Wagrain ist eine Marktgemeinde im Pongau und befindet sich etwa neun Kilometer östlich der Bezirkshauptstadt St. Johann im Pongau.

Geografie

Geografische Lage

Die Gemeinde liegt östlich des Bezirkshauptortes St. Johann im Pongau zwischen dem Salzach- und dem Ennstal. Der Ort wird von der aus der südlich angrenzenden Gemeinde Kleinarl kommenden Kleinarler Ache durchflossen. Ab Wagrain wird die Kleinarler Ache nach dem Zusammenfluss mit dem Schwaighofbach auch Wagrainer Ache bezeichnet. Im Ortsteil Schwaighof (Wagrainer Höhe) auf einer Seehöhe von 960 m ü. A. befindet sich die Wasserscheide von Salzach und Enns.

Das Gemeindegebiet erstreckt sich über 50,57 km² und die Länge der Gemeindegrenze liegt bei 41,82 km. Die Bevölkerungsdichte beträgt 58 Einwohner/km².

Ortsgliederung

Wagrain setzt sich aus den fünf Katastralgemeinden Wagrain (504), Hof (1 168), Hofmarkt (770), Schwaighof (480) und Vorderkleinarl (205) zusammen. Diese Katastralgemeinden geben zugleich die Ortschaften der Gemeinde wieder.

Anmerkung: Die Zahl in kursiver Schrift gibt die Einwohnerzahl der Ortschaften nach dem Stand der Volkszählung aus dem Jahr 2001 wieder.

Bevölkerungsentwicklung

Ab dem Jahre 1580 begann die Auswanderung lutherisch gesinnter Familien. Bei der großen Protestantenvertreibung 1732 bis 1734 wanderten 1 675 Personen aus und es blieben nur noch 575 Personen übrig.
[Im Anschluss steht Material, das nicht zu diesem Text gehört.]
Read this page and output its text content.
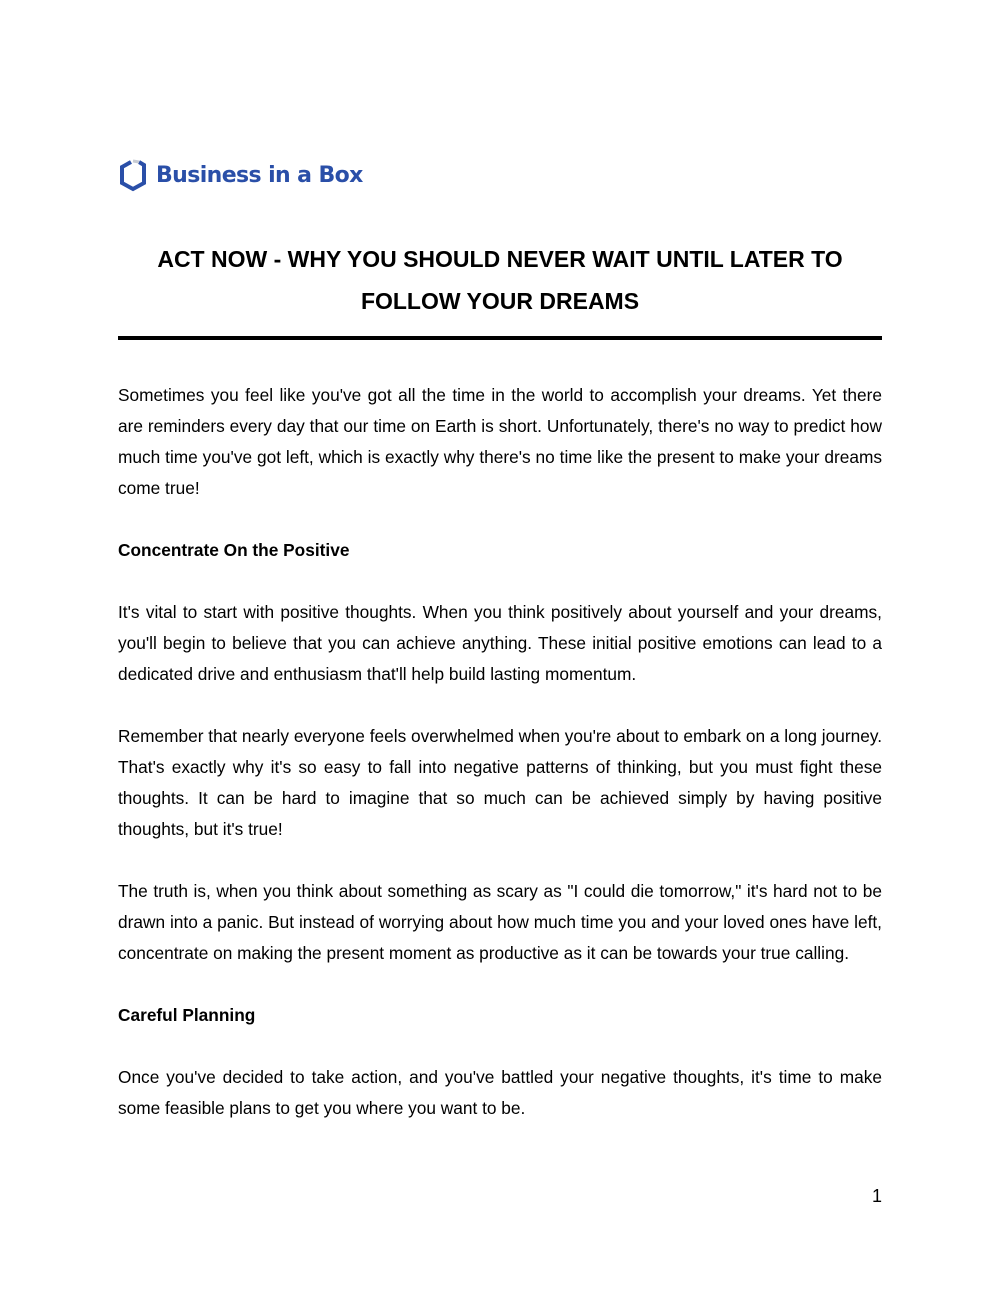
Business in a Box
ACT NOW - WHY YOU SHOULD NEVER WAIT UNTIL LATER TO FOLLOW YOUR DREAMS

Sometimes you feel like you've got all the time in the world to accomplish your dreams. Yet there are reminders every day that our time on Earth is short. Unfortunately, there's no way to predict how much time you've got left, which is exactly why there's no time like the present to make your dreams come true!

Concentrate On the Positive

It's vital to start with positive thoughts. When you think positively about yourself and your dreams, you'll begin to believe that you can achieve anything. These initial positive emotions can lead to a dedicated drive and enthusiasm that'll help build lasting momentum.

Remember that nearly everyone feels overwhelmed when you're about to embark on a long journey. That's exactly why it's so easy to fall into negative patterns of thinking, but you must fight these thoughts. It can be hard to imagine that so much can be achieved simply by having positive thoughts, but it's true!

The truth is, when you think about something as scary as "I could die tomorrow," it's hard not to be drawn into a panic. But instead of worrying about how much time you and your loved ones have left, concentrate on making the present moment as productive as it can be towards your true calling.

Careful Planning

Once you've decided to take action, and you've battled your negative thoughts, it's time to make some feasible plans to get you where you want to be.

1
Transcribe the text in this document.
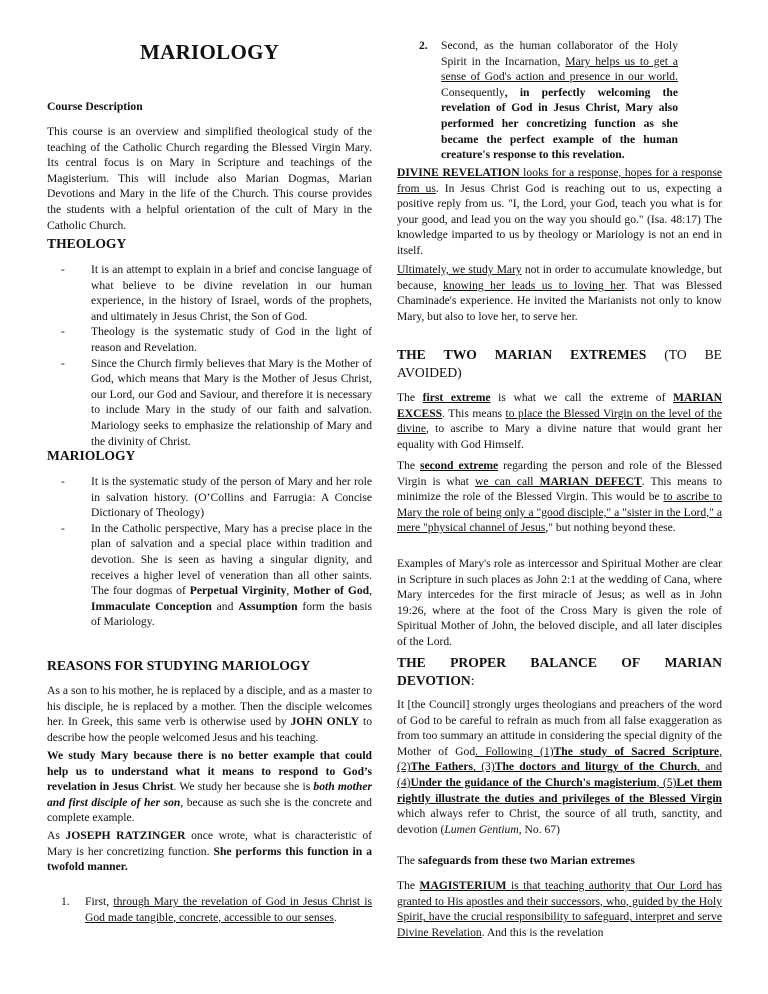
MARIOLOGY
Course Description

This course is an overview and simplified theological study of the teaching of the Catholic Church regarding the Blessed Virgin Mary. Its central focus is on Mary in Scripture and teachings of the Magisterium. This will include also Marian Dogmas, Marian Devotions and Mary in the life of the Church. This course provides the students with a helpful orientation of the cult of Mary in the Catholic Church.

THEOLOGY
- It is an attempt to explain in a brief and concise language of what believe to be divine revelation in our human experience, in the history of Israel, words of the prophets, and ultimately in Jesus Christ, the Son of God.
- Theology is the systematic study of God in the light of reason and Revelation.
- Since the Church firmly believes that Mary is the Mother of God, which means that Mary is the Mother of Jesus Christ, our Lord, our God and Saviour, and therefore it is necessary to include Mary in the study of our faith and salvation. Mariology seeks to emphasize the relationship of Mary and the divinity of Christ.
MARIOLOGY
- It is the systematic study of the person of Mary and her role in salvation history. (O’Collins and Farrugia: A Concise Dictionary of Theology)
- In the Catholic perspective, Mary has a precise place in the plan of salvation and a special place within tradition and devotion. She is seen as having a singular dignity, and receives a higher level of veneration than all other saints. The four dogmas of Perpetual Virginity, Mother of God, Immaculate Conception and Assumption form the basis of Mariology.
REASONS FOR STUDYING MARIOLOGY

As a son to his mother, he is replaced by a disciple, and as a master to his disciple, he is replaced by a mother. Then the disciple welcomes her. In Greek, this same verb is otherwise used by JOHN ONLY to describe how the people welcomed Jesus and his teaching.

We study Mary because there is no better example that could help us to understand what it means to respond to God’s revelation in Jesus Christ. We study her because she is both mother and first disciple of her son, because as such she is the concrete and complete example.

As JOSEPH RATZINGER once wrote, what is characteristic of Mary is her concretizing function. She performs this function in a twofold manner.

1. First, through Mary the revelation of God in Jesus Christ is God made tangible, concrete, accessible to our senses.
2. Second, as the human collaborator of the Holy Spirit in the Incarnation, Mary helps us to get a sense of God's action and presence in our world. Consequently, in perfectly welcoming the revelation of God in Jesus Christ, Mary also performed her concretizing function as she became the perfect example of the human creature's response to this revelation.

DIVINE REVELATION looks for a response, hopes for a response from us. In Jesus Christ God is reaching out to us, expecting a positive reply from us. "I, the Lord, your God, teach you what is for your good, and lead you on the way you should go." (Isa. 48:17) The knowledge imparted to us by theology or Mariology is not an end in itself.

Ultimately, we study Mary not in order to accumulate knowledge, but because, knowing her leads us to loving her. That was Blessed Chaminade's experience. He invited the Marianists not only to know Mary, but also to love her, to serve her.

THE TWO MARIAN EXTREMES (TO BE
AVOIDED)

The first extreme is what we call the extreme of MARIAN EXCESS. This means to place the Blessed Virgin on the level of the divine, to ascribe to Mary a divine nature that would grant her equality with God Himself.

The second extreme regarding the person and role of the Blessed Virgin is what we can call MARIAN DEFECT. This means to minimize the role of the Blessed Virgin. This would be to ascribe to Mary the role of being only a "good disciple," a "sister in the Lord," a mere "physical channel of Jesus," but nothing beyond these.

Examples of Mary's role as intercessor and Spiritual Mother are clear in Scripture in such places as John 2:1 at the wedding of Cana, where Mary intercedes for the first miracle of Jesus; as well as in John 19:26, where at the foot of the Cross Mary is given the role of Spiritual Mother of John, the beloved disciple, and all later disciples of the Lord.

THE PROPER BALANCE OF MARIAN
DEVOTION:

It [the Council] strongly urges theologians and preachers of the word of God to be careful to refrain as much from all false exaggeration as from too summary an attitude in considering the special dignity of the Mother of God. Following (1)The study of Sacred Scripture, (2)The Fathers, (3)The doctors and liturgy of the Church, and (4)Under the guidance of the Church's magisterium, (5)Let them rightly illustrate the duties and privileges of the Blessed Virgin which always refer to Christ, the source of all truth, sanctity, and devotion (Lumen Gentium, No. 67)

The safeguards from these two Marian extremes

The MAGISTERIUM is that teaching authority that Our Lord has granted to His apostles and their successors, who, guided by the Holy Spirit, have the crucial responsibility to safeguard, interpret and serve Divine Revelation. And this is the revelation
Epidemien in den Jahren 1820 bis 1860 sowie Landflucht ließ die Bevölkerungszahl immer mehr abnehmen. Erst 1961 wurde wieder eine höhere Bevölkerungszahl erreicht. Sie betrug 1 732 Personen.

Geschichte

Namensherkunft

Der Name der Gemeinde leitet sich von der "Wag-Rain" genannten Burg ab. Urkundlich erwähnte Namensformen finden sich mit "Wakrain" (1243) und "Wachrain" 1350. Das mittelhochdeutsche "wac" bedeutet in etwa "bewegtes, wogendes Wasser - also der über dem Fluss befindliche Rain.

Geschichte

Der Ort wurde urkundlich bereits im 13. Jahrhundert genannt. Seit 1592 ist Wagrain urkundlich als Markt nachgewiesen, ab 1556 wurde der Ort als "Markt" zu den Landtagen zugelassen.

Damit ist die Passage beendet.